Particularly interesting was the author’s story from his time as ambassador to the UN. A didactic tale, so to speak. Well, as the General Assembly was about to vote on a resolution condemning the United States for its intention to move its embassy in Israel to Jerusalem, Heusgen (and he was not the only one) received a note from the American ambassador Nikki Haley saying that if his country supported the resolution, she would inform President Donald Trump. Shocked by this chicanery, the German ambassador requested a meeting with Haley and told her his story of a man born after a terrible war, growing up in a divided country and pinning his hopes on the European Union that established the rule of law, not the rule of force. After this introduction, he asked her if she already understood how astonishing it was for him to be asked to ignore international law and not vote for this resolution. This time she was –
relata refero – “shocked”. Heusgen then recounted Haley’s brief exchange with an advisor, who explained to her that Security Council resolution number 478 is legally binding and prohibits member states from placing their embassies in Israel in Jerusalem. After this consultation, the American allegedly changed the subject quickly.

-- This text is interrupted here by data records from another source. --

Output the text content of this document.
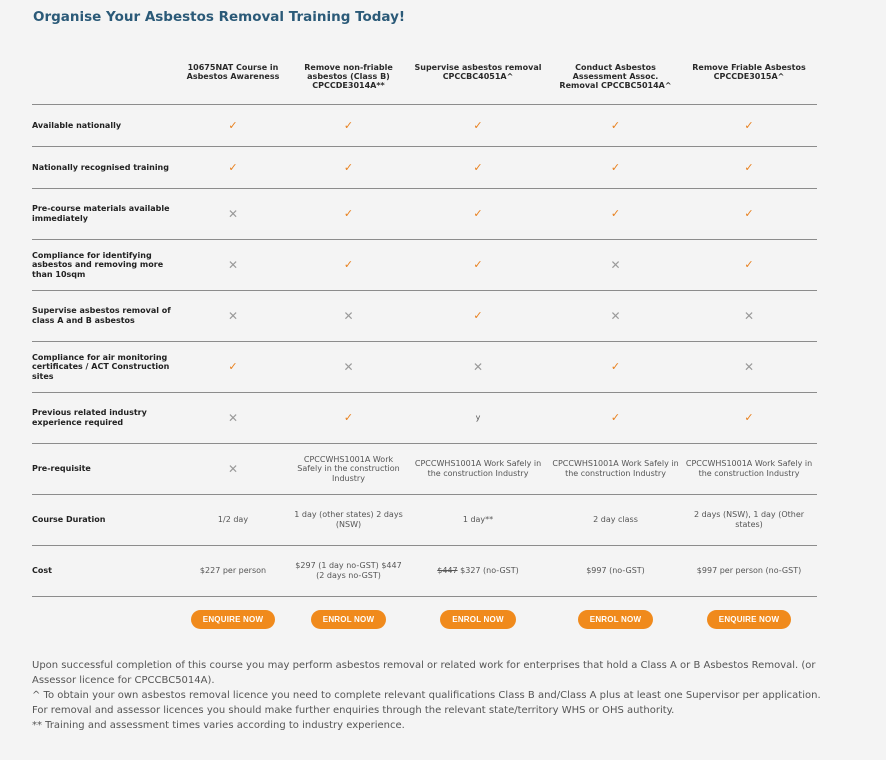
Organise Your Asbestos Removal Training Today!
	10675NAT Course in Asbestos Awareness	Remove non-friable asbestos (Class B) CPCCDE3014A**	Supervise asbestos removal CPCCBC4051A^	Conduct Asbestos Assessment Assoc. Removal CPCCBC5014A^	Remove Friable Asbestos CPCCDE3015A^
Available nationally	✓	✓	✓	✓	✓
Nationally recognised training	✓	✓	✓	✓	✓
Pre-course materials available immediately	✕	✓	✓	✓	✓
Compliance for identifying asbestos and removing more than 10sqm	✕	✓	✓	✕	✓
Supervise asbestos removal of class A and B asbestos	✕	✕	✓	✕	✕
Compliance for air monitoring certificates / ACT Construction sites	✓	✕	✕	✓	✕
Previous related industry experience required	✕	✓	y	✓	✓
Pre-requisite	✕	CPCCWHS1001A Work Safely in the construction Industry	CPCCWHS1001A Work Safely in the construction Industry	CPCCWHS1001A Work Safely in the construction Industry	CPCCWHS1001A Work Safely in the construction Industry
Course Duration	1/2 day	1 day (other states) 2 days (NSW)	1 day**	2 day class	2 days (NSW), 1 day (Other states)
Cost	$227 per person	$297 (1 day no-GST) $447 (2 days no-GST)	$447 $327 (no-GST)	$997 (no-GST)	$997 per person (no-GST)
	ENQUIRE NOW	ENROL NOW	ENROL NOW	ENROL NOW	ENQUIRE NOW

Upon successful completion of this course you may perform asbestos removal or related work for enterprises that hold a Class A or B Asbestos Removal. (or Assessor licence for CPCCBC5014A).

^ To obtain your own asbestos removal licence you need to complete relevant qualifications Class B and/Class A plus at least one Supervisor per application. For removal and assessor licences you should make further enquiries through the relevant state/territory WHS or OHS authority.

** Training and assessment times varies according to industry experience.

Let us note in passing that Christoph Heusgen fails to mention that the Security Council resolution was voted on in 1980, under completely different political conditions in the world and, above all, in the Middle East. The United States abstained from the vote at the time, even though it could have vetoed the resolution. Nor does he mention that, alongside the option to vote against the resolution, which in his optics was in favour of violating international law, there was the option to abstain, which would have marked a distance from President Trump’s decision, but at the same time would have emphasised solidarity with the United States rather than with its opponents. This would have been a deserving diplomatic solution, but Heusgen preferred to instruct his American colleague from the position of a man who had tasted grief and is sensitive to breaking the law. Very didactic.